Chambord : révélations de l’archéologie (2/7). Le chantier Renaissance et ses modifications

Vue de la façade nord du château de Chambord, Jacques Androuet du Cerceau, vers 1570. Plume et encre noire, lavis gris sur vélin, 51,4 × 74,9 cm. Londres, British Museum. © The British Museum, Londres, dist. RMN / The Trustees of the British Museum
Château hors normes qui fête ses 500 ans en 2019, symbole du pouvoir royal puis républicain, classé sur la Liste du patrimoine mondial de l’Unesco, Chambord est un des sites emblématiques de la Renaissance française. L’archéologie y est rentrée par la petite porte, dans l’ombre des personnages historiques tutélaires du lieu, il y a une vingtaine d’années. Elle y a mené une dizaine d’interventions préventives et programmées qui ont permis de renouveler de manière décisive les connaissances sur le château et ses abords. Elle a aussi apporté des éléments essentiels à l’histoire d’autres palais modernes, comme Roissy et Fontainebleau. Des avancées fondamentales que présente Archéologia dans ce dossier.

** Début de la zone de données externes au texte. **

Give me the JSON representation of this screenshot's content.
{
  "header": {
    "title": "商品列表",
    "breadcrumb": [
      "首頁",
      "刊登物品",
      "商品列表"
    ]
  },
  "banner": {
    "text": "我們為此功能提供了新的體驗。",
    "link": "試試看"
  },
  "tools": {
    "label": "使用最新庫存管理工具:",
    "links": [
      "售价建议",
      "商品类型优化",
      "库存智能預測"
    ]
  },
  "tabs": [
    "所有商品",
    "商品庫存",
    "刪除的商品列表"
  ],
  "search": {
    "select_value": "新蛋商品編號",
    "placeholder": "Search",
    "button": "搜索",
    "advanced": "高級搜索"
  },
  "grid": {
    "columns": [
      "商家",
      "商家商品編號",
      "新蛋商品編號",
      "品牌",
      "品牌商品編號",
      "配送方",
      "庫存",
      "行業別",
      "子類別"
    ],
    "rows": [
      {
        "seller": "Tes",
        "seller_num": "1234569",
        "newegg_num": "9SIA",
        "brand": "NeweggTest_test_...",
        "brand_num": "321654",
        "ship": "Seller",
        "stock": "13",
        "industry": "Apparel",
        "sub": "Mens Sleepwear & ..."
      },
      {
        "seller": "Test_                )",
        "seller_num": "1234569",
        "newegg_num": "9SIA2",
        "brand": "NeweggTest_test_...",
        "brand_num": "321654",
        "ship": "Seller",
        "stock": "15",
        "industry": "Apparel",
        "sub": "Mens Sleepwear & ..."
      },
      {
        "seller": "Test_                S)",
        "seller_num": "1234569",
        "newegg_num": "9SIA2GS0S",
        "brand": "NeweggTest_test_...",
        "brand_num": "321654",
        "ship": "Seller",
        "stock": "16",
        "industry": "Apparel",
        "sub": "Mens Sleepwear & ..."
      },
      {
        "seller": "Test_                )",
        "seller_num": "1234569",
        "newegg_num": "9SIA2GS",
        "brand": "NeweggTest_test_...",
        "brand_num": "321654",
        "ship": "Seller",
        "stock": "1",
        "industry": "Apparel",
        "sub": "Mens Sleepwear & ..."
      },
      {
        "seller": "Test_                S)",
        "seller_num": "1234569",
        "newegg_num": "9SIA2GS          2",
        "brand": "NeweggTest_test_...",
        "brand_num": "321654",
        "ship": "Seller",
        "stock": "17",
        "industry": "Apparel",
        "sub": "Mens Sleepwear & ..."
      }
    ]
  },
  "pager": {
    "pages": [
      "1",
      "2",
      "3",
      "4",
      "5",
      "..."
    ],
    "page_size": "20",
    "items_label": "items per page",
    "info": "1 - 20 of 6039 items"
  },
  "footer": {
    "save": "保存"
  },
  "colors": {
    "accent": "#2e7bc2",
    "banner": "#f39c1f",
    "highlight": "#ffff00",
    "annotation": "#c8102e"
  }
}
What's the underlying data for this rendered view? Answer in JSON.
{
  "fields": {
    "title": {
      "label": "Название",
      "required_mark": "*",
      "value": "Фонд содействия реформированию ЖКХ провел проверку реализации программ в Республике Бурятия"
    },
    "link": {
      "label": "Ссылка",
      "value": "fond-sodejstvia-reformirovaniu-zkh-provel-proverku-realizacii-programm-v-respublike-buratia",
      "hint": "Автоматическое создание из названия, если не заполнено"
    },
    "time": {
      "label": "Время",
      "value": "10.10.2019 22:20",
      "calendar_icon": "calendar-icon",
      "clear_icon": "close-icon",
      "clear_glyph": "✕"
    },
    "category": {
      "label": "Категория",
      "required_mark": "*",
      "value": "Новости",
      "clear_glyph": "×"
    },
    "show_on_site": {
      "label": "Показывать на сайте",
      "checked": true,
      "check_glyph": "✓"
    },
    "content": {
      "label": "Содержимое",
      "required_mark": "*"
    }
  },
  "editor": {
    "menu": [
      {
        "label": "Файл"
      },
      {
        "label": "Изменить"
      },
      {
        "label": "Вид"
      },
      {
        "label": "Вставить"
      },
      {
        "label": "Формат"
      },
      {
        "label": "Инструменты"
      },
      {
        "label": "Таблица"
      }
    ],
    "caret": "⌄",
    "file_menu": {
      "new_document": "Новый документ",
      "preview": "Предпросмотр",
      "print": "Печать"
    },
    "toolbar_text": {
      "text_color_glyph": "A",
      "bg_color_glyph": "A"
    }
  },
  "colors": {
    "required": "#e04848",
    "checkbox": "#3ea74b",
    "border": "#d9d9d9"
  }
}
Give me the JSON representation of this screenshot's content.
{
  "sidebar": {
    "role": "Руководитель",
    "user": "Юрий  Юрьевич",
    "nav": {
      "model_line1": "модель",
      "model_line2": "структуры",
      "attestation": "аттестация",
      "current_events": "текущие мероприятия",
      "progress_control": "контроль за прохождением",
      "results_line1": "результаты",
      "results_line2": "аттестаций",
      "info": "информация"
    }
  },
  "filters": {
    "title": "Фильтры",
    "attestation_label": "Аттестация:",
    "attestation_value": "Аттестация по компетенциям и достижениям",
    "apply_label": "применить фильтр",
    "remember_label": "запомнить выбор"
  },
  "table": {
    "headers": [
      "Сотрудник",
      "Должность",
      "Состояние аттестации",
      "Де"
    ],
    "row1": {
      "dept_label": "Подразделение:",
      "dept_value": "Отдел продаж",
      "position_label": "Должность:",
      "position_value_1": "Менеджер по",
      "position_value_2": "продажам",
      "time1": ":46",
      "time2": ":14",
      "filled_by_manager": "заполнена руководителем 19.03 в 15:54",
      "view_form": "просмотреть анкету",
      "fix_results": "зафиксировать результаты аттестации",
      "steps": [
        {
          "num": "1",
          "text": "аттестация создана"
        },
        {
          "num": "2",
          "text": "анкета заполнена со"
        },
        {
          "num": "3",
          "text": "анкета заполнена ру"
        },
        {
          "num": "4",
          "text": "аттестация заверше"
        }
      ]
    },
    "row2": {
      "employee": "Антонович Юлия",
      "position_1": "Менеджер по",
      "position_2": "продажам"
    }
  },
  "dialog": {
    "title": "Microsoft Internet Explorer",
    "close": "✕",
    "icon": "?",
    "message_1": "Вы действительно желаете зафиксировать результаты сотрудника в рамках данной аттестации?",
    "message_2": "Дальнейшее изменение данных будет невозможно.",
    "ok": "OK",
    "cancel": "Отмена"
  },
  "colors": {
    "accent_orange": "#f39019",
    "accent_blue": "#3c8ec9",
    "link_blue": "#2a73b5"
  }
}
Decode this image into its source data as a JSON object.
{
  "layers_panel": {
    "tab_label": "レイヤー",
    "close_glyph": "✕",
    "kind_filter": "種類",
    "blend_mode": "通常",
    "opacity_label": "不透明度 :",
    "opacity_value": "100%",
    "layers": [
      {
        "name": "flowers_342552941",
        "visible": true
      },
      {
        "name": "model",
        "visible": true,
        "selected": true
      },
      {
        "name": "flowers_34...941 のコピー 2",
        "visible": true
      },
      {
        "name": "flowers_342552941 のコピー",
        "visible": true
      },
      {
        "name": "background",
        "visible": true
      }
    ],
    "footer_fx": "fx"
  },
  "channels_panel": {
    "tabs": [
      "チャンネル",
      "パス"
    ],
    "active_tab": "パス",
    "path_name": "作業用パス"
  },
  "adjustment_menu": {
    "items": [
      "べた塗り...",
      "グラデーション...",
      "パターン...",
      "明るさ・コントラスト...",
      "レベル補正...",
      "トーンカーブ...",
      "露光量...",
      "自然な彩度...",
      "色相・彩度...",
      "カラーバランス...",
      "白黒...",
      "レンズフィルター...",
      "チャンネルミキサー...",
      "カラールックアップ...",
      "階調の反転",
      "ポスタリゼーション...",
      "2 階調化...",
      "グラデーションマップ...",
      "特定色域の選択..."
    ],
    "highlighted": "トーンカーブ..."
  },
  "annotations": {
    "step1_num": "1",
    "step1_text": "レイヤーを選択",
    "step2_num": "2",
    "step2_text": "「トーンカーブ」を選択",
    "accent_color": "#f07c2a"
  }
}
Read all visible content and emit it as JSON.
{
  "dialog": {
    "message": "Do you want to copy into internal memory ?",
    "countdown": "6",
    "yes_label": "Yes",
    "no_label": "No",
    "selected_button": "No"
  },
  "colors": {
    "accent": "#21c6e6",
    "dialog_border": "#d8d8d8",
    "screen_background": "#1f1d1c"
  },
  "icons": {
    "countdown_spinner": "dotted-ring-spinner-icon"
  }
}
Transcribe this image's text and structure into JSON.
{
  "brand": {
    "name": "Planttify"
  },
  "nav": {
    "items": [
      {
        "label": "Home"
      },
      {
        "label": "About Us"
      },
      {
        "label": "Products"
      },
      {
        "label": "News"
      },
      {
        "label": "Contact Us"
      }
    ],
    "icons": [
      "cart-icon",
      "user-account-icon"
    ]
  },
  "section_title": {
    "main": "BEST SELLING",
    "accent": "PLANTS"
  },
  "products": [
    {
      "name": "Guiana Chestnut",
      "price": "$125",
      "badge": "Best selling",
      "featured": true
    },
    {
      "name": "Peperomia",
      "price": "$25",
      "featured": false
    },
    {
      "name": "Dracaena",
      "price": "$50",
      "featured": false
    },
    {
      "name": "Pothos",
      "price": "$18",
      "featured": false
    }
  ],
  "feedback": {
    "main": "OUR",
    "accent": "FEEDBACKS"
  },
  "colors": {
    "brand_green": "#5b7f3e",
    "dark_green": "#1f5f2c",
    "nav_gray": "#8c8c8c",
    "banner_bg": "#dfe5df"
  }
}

Vue du château de Chambord. © DR
L’analyse des textes par les historiens a permis d’esquisser les grandes étapes du chantier et de montrer que les travaux ont commencé dès 1519. Aux interrogations des historiens de l’art sur la nature du projet initial et ses modifications ultérieures, l’archéologie est venue apporter de précieux éléments de réponses.
L’ombre de Léonard
Jusqu’à leur interruption à la suite de la désastreuse campagne d’Italie en 1524, les travaux connaissent des aléas en raison des décès successifs des maîtres maçons et d’autres personnages-clés de l’administration du chantier. Leur reprise vers le mois d’octobre 1526 marque également un changement d’orientation dont les effets sont visibles sur la conception du château. La nature du projet initial et l’éventuelle influence de Léonard de Vinci ont animé des débats passionnés sur l’organisation des quatre tours du donjon. C’est là que l’archéologie a pu apporter sa contribution par le biais des recherches programmées sur les latrines entre 1997 et 2003 et d’interventions préventives sur l’aile sud en 1999-2000, la cour intérieure en 2007 et les abords en 2010 et 2013. Les fosses latrines sont en effet intégrées dans les massifs de fondation et constituent ainsi la matérialisation du projet initial. Il semble plus que probable que ce dernier, sans doute influencé par Léonard de Vinci, consistait en un plan « giratoire » où la disposition des pièces des tours « tourne » autour de l’axe central du donjon et de son escalier à double révolution. Le plan actuel, adopté après la reprise du chantier en 1526, a modifié l’idée initiale pour prendre en compte les impératifs de circulation entre le donjon et l’appartement du roi situé à l’angle nord-est de l’enceinte.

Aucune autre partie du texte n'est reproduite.